I still stand up for myself though - my most recent 'Mr Angry of Wales' letter was to the Trust regarding my podiatric care. Again, this was resolved very well - it was basically less than clear communication between the Trust and GP surgeries clouding the issue and I was told I'd have to seek private podiatric care which was inaccurate - but the Head of Podiatry Mr Harmes arranged to meet me in person and again all is well. He was very helpful and I'm now back to receiving excellent foot care from his team.
So far, I've had no problems with my diabetes. I test around 6-8 times a day, eat carefully, always attend my check-ups, and I ensure the care I receive is the best which I can access (see my references to letters of complaint above if I feel differently but also note the underlying reason is usually just poor communication rather than poor clinical care).

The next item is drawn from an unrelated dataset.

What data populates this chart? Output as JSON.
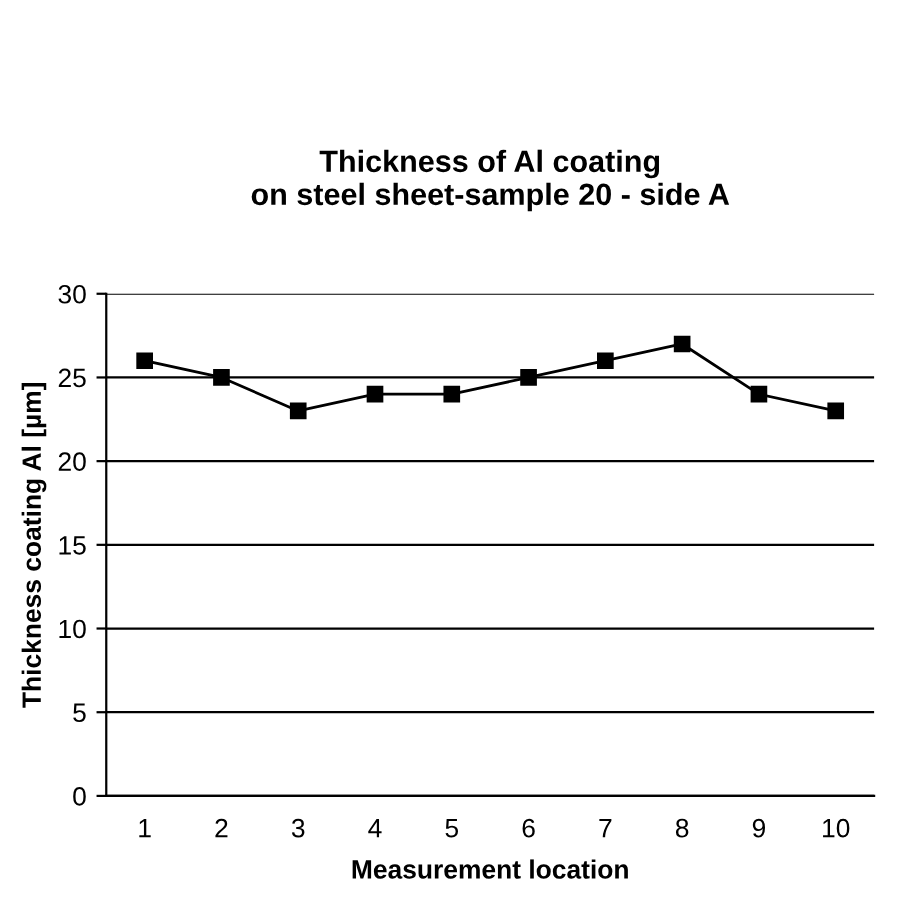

I worry that the key to this, in my opinion the ability to test and adjust regularly during the day - is being eroded by the squeeze of funding streams - but after almost three decades of living with diabetes can only look back at those early years and wonder at the leaps forward in care and equipment.
I use a combination of long-acting Lantus insulin once a day and boosts of Novorapid for each meal. My blood monitor is the new and rather excellent Accu-Check Mobile device and I must extend a big thank you to my healthcare team - neither of whom have denied me any access to the care I feel is critical to successfully managing this condition.
I can only hope that the need to have access to blood test strips as often as a patient needs them is maintained - I'm still skiing, so it must be working!